Re: Three Dead....Another Night Bad Weather Flight Over Dark Terrain
While surfing the net tonight....ran across an article put out by AAMS after their Safety Syposium in April of 2000. They spent six hours discussing the safety situation of the US Helicopter EMS industry. I found the summary interesting and wonder how much progress that organization has made on what they proposed as initiatives resulting from that meeting.
One section of their effort was to identify factors that lead to accidents and set a priority on addressing them.
The participants consolidated the factors into the following:
Causal Factors
Organizational Culture/Attitude
Training/Implementation (Pilots, crews, management, mechanics)
External Factors/Pressures/money
Standardization (Ops, FAA, Regional, Industry)

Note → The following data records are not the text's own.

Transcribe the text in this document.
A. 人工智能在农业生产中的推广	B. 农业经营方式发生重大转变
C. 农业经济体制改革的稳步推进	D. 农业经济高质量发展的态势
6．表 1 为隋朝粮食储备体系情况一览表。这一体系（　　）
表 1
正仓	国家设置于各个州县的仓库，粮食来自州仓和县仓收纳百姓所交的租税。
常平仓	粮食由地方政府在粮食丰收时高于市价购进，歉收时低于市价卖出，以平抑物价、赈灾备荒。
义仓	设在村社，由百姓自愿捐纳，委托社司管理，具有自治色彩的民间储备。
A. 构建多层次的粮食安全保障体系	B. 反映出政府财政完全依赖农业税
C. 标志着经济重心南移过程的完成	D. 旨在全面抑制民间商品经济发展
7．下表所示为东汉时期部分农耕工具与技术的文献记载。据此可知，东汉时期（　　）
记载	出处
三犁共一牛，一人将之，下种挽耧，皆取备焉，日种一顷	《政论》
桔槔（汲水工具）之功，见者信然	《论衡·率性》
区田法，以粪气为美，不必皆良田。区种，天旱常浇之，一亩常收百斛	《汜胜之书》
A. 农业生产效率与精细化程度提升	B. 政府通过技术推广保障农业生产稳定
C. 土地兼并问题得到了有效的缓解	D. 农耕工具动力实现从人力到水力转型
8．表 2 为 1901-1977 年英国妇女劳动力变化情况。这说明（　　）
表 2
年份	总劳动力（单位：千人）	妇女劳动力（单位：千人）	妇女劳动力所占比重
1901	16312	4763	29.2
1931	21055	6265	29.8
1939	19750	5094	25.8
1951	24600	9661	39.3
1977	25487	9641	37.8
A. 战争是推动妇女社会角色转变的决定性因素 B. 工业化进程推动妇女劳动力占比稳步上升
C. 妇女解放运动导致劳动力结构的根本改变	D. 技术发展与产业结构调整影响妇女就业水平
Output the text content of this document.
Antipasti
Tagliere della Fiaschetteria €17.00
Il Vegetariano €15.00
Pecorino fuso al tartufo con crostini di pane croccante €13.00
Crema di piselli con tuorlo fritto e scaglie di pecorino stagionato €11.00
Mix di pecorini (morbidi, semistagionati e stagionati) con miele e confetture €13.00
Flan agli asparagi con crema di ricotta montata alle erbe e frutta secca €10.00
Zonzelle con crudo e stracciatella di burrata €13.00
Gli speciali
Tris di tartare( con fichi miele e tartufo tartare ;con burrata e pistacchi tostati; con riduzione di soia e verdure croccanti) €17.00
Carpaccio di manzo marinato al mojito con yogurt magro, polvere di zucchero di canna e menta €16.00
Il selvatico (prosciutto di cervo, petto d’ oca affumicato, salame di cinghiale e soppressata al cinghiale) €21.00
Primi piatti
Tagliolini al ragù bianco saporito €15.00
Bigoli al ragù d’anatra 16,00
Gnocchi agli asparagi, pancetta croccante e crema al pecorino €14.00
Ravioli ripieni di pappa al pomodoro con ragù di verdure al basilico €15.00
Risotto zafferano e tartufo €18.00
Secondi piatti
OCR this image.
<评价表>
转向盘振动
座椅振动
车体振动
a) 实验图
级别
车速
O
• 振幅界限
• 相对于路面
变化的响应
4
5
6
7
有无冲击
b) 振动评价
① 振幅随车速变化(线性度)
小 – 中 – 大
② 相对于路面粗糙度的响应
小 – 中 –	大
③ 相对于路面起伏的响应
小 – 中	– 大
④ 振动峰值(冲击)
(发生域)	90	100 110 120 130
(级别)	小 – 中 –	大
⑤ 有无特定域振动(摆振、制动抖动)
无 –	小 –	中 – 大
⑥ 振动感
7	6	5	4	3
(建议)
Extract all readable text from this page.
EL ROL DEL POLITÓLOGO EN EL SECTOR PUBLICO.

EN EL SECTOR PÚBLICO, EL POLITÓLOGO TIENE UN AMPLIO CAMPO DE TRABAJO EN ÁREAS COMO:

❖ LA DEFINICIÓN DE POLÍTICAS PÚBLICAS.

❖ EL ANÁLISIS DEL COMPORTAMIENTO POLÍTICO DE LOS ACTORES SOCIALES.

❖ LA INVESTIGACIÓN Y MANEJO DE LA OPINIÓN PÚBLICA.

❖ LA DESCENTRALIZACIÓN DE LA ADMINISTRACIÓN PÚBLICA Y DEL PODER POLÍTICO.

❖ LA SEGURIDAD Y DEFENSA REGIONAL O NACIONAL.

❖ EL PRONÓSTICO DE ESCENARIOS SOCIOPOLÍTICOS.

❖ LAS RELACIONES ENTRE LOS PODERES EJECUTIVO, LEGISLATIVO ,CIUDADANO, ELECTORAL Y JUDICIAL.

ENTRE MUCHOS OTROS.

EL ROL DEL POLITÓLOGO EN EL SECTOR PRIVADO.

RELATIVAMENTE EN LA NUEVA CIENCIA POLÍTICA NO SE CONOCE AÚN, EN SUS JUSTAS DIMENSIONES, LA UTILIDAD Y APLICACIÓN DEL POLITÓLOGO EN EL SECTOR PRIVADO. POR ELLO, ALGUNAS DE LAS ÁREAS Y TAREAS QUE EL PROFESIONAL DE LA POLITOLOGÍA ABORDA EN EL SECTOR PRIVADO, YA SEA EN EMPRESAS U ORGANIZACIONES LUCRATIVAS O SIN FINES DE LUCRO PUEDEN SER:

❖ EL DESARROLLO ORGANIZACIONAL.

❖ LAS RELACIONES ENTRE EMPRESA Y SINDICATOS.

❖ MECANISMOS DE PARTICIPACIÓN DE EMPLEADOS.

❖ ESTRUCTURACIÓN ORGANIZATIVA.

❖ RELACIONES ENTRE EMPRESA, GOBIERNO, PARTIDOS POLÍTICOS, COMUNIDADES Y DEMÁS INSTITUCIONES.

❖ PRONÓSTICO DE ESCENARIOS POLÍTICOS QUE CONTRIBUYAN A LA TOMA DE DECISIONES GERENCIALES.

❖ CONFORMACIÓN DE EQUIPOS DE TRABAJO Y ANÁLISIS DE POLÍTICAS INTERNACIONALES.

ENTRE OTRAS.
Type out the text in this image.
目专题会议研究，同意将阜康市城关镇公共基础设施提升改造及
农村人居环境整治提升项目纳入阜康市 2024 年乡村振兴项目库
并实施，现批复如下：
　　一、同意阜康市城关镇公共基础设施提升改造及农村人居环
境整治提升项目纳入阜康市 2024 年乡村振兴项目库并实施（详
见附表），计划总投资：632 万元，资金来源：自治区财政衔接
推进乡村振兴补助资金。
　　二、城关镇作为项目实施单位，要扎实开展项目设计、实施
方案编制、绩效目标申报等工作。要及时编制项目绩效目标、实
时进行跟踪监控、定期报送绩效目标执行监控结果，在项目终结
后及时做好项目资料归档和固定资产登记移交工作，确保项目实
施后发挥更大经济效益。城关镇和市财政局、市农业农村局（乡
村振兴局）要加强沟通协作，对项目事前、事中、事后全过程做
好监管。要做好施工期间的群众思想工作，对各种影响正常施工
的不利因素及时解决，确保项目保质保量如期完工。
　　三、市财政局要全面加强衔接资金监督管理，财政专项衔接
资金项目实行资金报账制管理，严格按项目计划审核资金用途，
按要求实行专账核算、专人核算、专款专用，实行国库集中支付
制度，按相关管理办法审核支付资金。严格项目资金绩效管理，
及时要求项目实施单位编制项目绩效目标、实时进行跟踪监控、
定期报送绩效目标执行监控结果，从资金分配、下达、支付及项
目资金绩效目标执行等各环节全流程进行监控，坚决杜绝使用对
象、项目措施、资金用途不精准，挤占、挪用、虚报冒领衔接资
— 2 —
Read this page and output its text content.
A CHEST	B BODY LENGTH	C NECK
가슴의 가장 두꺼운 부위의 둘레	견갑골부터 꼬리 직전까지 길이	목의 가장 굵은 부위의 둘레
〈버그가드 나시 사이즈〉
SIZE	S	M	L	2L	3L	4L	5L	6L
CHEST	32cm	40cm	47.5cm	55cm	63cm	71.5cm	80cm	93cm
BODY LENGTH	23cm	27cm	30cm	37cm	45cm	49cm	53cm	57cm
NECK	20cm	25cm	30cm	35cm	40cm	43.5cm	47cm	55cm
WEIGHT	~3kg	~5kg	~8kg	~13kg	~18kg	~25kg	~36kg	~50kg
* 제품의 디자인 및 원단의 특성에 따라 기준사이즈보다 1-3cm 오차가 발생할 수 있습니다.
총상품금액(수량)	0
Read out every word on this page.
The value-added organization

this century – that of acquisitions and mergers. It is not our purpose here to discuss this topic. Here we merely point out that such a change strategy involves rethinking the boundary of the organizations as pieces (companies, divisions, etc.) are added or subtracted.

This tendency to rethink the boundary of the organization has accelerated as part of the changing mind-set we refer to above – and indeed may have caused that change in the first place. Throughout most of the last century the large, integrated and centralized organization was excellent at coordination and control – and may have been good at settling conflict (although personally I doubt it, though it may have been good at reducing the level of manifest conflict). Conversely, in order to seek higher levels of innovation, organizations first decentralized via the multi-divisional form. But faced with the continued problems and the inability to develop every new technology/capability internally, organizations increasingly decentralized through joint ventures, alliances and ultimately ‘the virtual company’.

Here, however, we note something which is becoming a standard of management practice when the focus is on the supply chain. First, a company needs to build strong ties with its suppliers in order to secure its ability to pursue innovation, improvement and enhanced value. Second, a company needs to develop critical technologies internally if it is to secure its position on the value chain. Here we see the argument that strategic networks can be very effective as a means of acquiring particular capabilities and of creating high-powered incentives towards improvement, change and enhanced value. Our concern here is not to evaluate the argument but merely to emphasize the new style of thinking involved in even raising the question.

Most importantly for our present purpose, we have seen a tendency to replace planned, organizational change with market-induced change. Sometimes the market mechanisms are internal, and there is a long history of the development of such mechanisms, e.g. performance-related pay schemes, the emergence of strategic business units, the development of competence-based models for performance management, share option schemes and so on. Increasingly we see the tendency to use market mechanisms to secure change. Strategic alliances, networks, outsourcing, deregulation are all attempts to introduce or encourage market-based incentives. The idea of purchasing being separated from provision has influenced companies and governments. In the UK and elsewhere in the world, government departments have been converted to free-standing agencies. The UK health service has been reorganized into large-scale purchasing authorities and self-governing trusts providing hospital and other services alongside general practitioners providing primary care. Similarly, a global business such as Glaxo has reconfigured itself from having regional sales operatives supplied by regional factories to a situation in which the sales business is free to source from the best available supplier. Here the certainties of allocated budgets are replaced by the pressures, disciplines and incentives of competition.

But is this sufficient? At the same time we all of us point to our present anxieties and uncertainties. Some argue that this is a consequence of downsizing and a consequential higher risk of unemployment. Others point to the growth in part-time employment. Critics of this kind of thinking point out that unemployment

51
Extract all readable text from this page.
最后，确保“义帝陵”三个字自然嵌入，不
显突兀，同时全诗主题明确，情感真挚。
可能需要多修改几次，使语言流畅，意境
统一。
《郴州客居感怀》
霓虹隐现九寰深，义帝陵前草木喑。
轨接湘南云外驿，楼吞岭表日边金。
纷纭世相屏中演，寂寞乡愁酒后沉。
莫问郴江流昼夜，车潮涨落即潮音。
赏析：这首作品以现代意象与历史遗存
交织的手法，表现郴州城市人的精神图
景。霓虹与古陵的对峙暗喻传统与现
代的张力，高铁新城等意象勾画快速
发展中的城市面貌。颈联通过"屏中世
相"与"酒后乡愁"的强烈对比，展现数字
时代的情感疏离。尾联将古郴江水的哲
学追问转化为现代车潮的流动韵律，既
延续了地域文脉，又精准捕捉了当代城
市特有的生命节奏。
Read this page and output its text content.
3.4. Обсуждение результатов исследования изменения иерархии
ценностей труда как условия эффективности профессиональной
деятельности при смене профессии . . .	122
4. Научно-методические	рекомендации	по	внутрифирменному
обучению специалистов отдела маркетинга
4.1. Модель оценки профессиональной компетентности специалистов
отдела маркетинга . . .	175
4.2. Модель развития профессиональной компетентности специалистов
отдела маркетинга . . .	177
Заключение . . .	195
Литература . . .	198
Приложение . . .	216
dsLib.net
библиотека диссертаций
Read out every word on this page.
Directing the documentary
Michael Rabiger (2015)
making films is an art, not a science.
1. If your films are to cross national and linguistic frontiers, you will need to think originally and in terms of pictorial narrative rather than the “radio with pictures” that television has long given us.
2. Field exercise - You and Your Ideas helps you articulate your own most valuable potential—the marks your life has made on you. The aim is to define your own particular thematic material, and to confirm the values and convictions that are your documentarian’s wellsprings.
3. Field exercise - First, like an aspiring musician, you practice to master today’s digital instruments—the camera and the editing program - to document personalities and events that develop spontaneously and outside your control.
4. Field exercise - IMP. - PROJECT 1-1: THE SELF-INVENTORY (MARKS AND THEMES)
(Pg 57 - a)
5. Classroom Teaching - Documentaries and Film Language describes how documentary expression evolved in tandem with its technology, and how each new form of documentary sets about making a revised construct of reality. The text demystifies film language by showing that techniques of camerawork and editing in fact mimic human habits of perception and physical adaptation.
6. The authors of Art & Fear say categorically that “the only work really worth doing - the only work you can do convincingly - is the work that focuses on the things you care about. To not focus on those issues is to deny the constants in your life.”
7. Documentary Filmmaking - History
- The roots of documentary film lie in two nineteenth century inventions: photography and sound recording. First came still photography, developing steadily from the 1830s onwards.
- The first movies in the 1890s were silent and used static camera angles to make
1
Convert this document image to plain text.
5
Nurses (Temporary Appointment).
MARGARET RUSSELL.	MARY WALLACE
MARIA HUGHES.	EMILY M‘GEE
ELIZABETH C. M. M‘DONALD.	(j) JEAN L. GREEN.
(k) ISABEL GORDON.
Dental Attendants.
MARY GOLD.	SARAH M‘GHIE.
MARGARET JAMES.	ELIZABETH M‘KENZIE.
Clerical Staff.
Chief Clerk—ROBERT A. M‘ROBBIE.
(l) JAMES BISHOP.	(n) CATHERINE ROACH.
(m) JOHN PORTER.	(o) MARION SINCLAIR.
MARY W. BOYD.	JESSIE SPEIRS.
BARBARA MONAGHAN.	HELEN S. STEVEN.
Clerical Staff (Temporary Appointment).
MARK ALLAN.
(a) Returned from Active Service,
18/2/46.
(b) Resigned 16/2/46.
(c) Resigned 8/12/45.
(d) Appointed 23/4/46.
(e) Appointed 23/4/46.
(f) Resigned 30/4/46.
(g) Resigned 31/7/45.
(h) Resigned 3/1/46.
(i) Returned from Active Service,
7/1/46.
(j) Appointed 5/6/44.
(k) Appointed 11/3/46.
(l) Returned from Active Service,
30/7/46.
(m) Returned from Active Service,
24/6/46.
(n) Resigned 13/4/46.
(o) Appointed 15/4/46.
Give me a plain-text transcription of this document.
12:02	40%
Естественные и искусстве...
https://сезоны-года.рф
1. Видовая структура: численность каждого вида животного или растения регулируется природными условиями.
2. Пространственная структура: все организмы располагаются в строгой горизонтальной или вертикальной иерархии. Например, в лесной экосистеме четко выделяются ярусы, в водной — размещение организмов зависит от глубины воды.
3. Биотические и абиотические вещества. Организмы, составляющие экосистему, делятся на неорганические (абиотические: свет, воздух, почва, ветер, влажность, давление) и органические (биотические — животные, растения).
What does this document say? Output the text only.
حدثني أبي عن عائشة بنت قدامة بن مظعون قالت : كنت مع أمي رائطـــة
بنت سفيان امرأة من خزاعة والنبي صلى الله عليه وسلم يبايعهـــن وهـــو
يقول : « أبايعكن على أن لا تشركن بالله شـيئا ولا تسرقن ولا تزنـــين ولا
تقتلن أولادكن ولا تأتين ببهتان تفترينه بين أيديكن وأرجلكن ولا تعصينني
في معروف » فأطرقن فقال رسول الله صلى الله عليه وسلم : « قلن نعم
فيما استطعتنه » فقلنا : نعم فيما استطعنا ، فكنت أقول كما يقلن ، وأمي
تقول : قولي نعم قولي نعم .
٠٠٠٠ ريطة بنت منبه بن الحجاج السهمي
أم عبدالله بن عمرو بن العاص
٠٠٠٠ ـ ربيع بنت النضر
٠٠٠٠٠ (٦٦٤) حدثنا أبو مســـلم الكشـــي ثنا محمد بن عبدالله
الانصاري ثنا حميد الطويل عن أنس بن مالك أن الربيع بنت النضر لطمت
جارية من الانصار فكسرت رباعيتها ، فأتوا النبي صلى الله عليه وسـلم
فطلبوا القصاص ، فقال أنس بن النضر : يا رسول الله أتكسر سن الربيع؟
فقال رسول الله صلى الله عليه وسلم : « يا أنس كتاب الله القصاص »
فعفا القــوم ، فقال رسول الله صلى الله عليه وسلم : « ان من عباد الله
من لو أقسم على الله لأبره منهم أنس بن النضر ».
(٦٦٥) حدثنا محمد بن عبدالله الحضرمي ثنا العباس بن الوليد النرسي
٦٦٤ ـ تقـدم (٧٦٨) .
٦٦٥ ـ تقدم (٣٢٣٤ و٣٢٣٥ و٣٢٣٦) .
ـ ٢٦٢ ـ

Commitment (money, equipment, time)
Risk Management
Statistics/Survey Industry & line pilots
Decision Making
IFR Competency/Proficiency/Currency
Human Factors
Pilot Error
Zero Accident philosophy
Weather (FAA minimums, Industry minimums, Training, Reporting)
Pilot qualifications
Communications
Flight Ops (VFR/IFR, Day/Night, LZs)
Technology/Equipment
Regulations (& following them)
Monitoring Cockpit actions
Utilizing Lessons Learned
The participants were asked to vote for the 5 areas that were the most important factors affecting industry safety, in order to come up with a group prioritization of these factors.
The results were:
First Priority: Organizational Culture/Attitude
Second Priority: Training/Implementation (Pilots, crews, management, mechanics)-- 40 votes
Third Priority: Standardization (Ops, FAA, Regional, Industry)-- 24 votes
Fourth & Fifth Priorities: (tie, both with 22 votes) Pilot Error and Technology/Equipment
Other factors received these votes:
Decision Making – 21 votes
External Factors/Pressures/money – 20 votes
IFR Competency/Proficiency/Currency – 20 votes
Zero Accident philosophy – 19 votes
Weather (FAA minimums, Industry minimums, Training, Reporting) – 17 votes
Commitment (money, equipment, time) – 11 votes
Human Factors – 11 votes
Statistics/Survey Industry& line pilots – 10 votes
Regulations (& following them) – 10 votes
Utilizing Lessons Learned – 9 votes
Communications – 6 votes
Pilot qualifications – 4 votes
Flight Ops (VFR/IFR, Day/Night, LZs) – 4 votes
Risk Management – 3 votes
Monitoring Cockpit actions – 3 votes
Highlights are mine not the report's.
Do the priorities arrived at by the operators, managers, FAA, and other non-line pilot persons seem similar to those line pilots might consider important? The Upper echelon of the industry do not seem to rank Risk Management and using Lessons Learned very highly. I wonder why that is?
Am I wrong in thinking a good Risk Management effort combined with learning from past incidents/accidents would go a very long way towards preventing accidents all by themselves?
Last edited by SASless; 3rd Jan 2006 at 03:15.